Setelah perjalanan beberapa menit dari kantornya menuju kediaman Hardynata, Refandra akhirnya tiba di mansion megah.
Mansion itu terlihat kosong ketika Refandra kembali. Lynell tidak terlihat di mana pun. Dia menghela nafas dan pergi untuk menyapa para tetua keluarganya. Dia kemudian masih menunggu Lynell dengan waktu begitu lama. Setelah Refandra selesai bermain catur dengan kakeknya, dia melihat Lynell muncul. Wajahnya terlihat sangat pucat dan tanpa ekspresi. Dia berjalan dengan susah payah di lorong seperti zombie.
“Refan, lihatlah istrimu. Dia terlihat sedang tidak enak badan, seharusnya kau menjaganya dengan baik.” ucap Ferrand pada cucu laki satu-satunya.
Ferrand merasa kasihan pada cucu menantunya. Dia menyarankan Rafendra untuk menjaga istrinya. Rafendra pun mengangguk dan pergi menghampiri Lynell yang sudah terlebih dulu naik keatas.
“Lynell, mari kita berbicara.” panggil Refandra menghentikan langkah Lynell yang hampir meraih handel pintu kamarnya.
Tak lama kemudian, Lynell dan Refandra saat ini duduk di ruang tamu lantai dua. Mereka tidak terlihat seperti pasangan suami istri, melainkan seperti rival yang ingin mengalahkan satu sama lain.

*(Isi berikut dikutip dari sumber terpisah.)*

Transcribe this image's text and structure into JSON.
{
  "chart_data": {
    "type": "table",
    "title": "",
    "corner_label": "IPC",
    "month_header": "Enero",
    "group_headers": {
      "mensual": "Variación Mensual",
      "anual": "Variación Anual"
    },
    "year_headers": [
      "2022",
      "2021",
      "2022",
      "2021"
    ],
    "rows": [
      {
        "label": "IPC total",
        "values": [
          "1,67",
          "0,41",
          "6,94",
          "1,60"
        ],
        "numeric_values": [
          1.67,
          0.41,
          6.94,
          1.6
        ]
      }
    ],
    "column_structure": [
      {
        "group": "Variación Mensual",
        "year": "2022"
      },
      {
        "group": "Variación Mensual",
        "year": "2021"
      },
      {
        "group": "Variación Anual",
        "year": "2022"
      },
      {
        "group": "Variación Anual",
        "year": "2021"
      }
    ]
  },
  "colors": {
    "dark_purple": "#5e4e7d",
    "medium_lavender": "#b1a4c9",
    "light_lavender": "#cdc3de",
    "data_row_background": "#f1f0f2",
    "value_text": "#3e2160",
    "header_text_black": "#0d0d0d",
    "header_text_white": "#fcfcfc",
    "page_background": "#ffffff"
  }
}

Lynell menatap wajah Refandra dengan tenang, Namun tidak dengan hatinya yang sering kali di buat sakit oleh pengabaiannya. Dia adalah pria yang pernah dia cintainya, tetapi banyak hal telah berubah. Dia merasa aneh berada di ruangan yang sama dengannya.
Ada keheningan yang canggung karena tidak ada dari mereka yang mau lebih dulu berbicara. Refandra yang kesal dengan tatapan menghina di wajah Lynell. Dia melirik tas dokumen di tangannya.
“Di mana kamu tadi pagi? Apa yang ada di tanganmu?” Refandra bertanya, memecahkan kesunyian di ruangan itu.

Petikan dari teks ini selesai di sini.